His comments echo those of the Republican Attorney General of Texas, Ken Paxton, following the shooting at Sutherland Springs. He advised that the churches have a need to be “arming some of the parishioners”. Texans can carry a concealed weapon and Republicans such as Paxton encourage the purchase and concealment of gun carrying while simultaneously blocking any new federal government laws. This statement has now garnered support since the gunman Devin Patrick Kelley in Texas only fled from the scene as a local resident shot at him with a weapon he was legally carrying.  Meanwhile, the Governor of Texas, Greg Abbott was faced with a blast from the past as a tweet from 2015 where he urged Texans to “pick up the pace” and move out of second place for most new gun purchases in a state resurfaced.

Jersey’s opinion presents a stark difference to that of Hughes in Arkansas. “I think that owning a gun is asking for trouble in so many ways. You’re far more likely to kill yourself or a family member than you are an intruder, and that’s just with pistols. The fact that we can purchase assault rifles is patently absurd, especially considering the name: Assault rifle. That is not a defensive weapon. If you, a sane non-felon, want a shotgun, fine. If you want a pistol, fine. But assault rifles are unnecessary for anything but a shooting range. Those do not fall into the category of a self-protective weapon; they are used to murder.”

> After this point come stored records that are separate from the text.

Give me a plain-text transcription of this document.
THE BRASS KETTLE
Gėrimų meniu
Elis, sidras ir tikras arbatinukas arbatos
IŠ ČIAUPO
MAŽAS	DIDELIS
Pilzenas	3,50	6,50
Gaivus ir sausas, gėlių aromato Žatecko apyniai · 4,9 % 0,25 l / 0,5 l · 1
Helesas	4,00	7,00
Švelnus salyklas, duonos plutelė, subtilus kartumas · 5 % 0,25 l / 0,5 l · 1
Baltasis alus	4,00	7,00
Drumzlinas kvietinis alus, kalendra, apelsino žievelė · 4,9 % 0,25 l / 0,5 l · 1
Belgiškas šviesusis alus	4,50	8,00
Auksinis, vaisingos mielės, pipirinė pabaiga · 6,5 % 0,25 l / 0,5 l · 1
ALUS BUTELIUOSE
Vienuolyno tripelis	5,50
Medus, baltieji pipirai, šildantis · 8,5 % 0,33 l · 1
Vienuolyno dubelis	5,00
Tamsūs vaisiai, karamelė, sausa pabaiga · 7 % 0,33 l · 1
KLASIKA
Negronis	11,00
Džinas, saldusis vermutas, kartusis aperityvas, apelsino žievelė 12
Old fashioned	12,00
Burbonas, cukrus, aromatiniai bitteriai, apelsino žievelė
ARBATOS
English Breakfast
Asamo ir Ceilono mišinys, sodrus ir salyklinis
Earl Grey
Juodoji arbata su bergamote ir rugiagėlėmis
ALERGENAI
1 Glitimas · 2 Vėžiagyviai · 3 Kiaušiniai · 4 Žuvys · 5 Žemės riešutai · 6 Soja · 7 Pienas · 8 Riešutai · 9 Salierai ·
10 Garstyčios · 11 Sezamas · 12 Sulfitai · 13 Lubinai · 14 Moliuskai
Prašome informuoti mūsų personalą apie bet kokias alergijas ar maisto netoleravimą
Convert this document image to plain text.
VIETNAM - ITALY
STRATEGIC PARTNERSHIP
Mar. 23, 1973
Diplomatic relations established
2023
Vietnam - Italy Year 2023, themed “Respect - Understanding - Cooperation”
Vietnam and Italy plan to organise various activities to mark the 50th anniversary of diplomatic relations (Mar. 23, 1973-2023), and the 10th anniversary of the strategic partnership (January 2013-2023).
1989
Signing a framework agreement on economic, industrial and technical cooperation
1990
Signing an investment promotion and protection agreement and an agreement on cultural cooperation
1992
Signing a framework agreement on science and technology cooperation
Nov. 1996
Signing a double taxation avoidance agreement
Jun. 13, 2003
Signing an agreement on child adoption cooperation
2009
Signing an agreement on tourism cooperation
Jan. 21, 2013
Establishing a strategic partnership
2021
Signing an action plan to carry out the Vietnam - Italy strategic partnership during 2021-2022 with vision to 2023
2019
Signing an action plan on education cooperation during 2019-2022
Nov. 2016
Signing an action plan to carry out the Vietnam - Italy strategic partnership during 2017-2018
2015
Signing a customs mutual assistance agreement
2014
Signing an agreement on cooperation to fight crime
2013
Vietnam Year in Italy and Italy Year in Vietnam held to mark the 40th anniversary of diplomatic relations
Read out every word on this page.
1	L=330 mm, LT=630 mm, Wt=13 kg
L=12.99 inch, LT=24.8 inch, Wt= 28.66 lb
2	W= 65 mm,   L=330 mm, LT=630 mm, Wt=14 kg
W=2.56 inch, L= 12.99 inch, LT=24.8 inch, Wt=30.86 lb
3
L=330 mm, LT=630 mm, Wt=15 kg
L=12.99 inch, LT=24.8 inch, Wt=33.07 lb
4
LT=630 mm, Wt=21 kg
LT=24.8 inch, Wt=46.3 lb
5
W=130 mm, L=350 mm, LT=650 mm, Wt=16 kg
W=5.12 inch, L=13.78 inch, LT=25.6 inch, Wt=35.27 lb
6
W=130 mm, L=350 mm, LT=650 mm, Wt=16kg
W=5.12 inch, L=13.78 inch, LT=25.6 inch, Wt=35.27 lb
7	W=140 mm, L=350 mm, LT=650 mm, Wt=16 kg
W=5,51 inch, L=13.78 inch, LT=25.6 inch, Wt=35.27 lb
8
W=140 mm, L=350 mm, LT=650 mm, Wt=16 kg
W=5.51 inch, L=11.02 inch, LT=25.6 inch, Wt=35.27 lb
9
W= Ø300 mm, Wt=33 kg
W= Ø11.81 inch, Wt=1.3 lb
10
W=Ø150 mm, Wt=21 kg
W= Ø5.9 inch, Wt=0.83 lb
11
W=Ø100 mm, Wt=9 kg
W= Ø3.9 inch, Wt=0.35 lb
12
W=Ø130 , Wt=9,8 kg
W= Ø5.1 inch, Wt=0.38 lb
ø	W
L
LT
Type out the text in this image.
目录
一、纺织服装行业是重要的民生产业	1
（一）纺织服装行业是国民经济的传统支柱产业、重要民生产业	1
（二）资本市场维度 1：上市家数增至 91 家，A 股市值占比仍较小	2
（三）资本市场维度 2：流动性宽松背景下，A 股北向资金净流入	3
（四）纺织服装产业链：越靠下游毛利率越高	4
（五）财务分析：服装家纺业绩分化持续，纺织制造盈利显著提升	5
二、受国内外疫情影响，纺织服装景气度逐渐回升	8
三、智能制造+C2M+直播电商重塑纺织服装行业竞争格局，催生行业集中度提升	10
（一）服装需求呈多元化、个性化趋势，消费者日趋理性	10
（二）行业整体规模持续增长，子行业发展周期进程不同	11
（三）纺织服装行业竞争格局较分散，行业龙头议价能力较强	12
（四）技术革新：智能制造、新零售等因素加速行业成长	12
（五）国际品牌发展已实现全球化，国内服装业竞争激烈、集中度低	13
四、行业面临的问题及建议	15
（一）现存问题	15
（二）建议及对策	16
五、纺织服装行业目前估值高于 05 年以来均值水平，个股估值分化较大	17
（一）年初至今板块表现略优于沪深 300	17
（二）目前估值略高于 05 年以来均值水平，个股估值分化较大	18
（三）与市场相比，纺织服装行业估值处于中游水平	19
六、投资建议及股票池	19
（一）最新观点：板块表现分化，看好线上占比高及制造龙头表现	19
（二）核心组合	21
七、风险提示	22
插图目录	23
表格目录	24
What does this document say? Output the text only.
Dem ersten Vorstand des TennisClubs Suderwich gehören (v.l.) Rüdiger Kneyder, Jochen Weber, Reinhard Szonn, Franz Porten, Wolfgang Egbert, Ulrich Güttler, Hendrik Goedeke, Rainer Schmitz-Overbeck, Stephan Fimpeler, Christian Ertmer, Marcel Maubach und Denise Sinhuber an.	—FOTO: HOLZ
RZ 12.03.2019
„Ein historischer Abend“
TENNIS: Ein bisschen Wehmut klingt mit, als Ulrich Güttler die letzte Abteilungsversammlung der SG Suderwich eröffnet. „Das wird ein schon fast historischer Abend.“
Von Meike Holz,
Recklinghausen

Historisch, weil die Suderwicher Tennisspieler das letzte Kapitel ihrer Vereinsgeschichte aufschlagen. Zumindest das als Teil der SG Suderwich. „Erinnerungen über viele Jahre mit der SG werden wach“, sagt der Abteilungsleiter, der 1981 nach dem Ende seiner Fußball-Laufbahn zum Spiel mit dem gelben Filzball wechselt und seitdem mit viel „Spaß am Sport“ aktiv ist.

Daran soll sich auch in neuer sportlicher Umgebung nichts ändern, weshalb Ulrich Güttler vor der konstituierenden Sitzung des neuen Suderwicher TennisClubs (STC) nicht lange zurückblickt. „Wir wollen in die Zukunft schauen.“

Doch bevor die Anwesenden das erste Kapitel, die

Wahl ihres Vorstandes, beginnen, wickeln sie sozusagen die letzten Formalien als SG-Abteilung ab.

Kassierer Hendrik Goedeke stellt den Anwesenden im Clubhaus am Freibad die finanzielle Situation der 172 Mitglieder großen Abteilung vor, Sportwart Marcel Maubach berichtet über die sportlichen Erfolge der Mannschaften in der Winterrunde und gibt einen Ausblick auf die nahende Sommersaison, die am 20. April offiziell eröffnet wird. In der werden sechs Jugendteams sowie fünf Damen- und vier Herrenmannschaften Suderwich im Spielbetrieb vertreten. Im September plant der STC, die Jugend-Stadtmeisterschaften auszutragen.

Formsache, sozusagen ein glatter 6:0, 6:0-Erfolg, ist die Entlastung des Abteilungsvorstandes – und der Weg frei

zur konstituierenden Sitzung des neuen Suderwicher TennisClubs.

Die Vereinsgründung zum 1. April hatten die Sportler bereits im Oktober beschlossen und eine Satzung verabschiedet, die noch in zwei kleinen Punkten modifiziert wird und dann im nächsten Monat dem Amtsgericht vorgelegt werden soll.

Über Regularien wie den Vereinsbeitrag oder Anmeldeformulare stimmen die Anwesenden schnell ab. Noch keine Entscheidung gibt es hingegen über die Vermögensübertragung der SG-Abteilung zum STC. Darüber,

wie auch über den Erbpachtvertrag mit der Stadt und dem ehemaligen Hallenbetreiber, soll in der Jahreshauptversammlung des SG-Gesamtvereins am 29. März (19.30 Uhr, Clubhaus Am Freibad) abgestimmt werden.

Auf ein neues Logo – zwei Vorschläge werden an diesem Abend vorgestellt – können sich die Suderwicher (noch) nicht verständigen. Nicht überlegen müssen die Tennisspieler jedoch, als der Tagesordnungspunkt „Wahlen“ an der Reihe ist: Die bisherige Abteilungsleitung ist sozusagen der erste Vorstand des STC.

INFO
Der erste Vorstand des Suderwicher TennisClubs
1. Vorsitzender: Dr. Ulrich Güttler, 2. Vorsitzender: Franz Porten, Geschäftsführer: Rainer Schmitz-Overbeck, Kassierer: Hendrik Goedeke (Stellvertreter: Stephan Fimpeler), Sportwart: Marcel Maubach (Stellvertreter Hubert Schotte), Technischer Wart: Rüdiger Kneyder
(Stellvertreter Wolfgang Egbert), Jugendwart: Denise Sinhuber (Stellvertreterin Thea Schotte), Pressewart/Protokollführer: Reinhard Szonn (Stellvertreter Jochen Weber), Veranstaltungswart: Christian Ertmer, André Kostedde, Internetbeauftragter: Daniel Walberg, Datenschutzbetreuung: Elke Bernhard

During the summer I spent in the America, the moment that a group of us stumbled upon the gun display in Wal-Mart remains eerily present in my mind. Clutching various American treats, we stood staring, giggling nervously at the glass cases in front of us. It was such a foreign concept, one which we had never experienced personally. However, it is more than a difference of cultures that pervades the sale of guns. Trump has said that the worst shooting in modern Texan history is not an issue of guns but “a mental health problem at the highest level” despite the fact Kelley’s mental health status has not yet being disclosed. However, this causes further controversy for many as Trump recently blocked plans by his predecessor Obama and supported by Hughes and Jersey that would have prevented an estimated 75,000 people with mental health issues buying guns. This saga of gun control looks set to continue and many Americans wait in fear that their town may be the next to be featured in headlines across the globe. Ken Paxton did not try to sugar-coat this in an interview with Fox news, commenting eerily “It’s going to happen again”.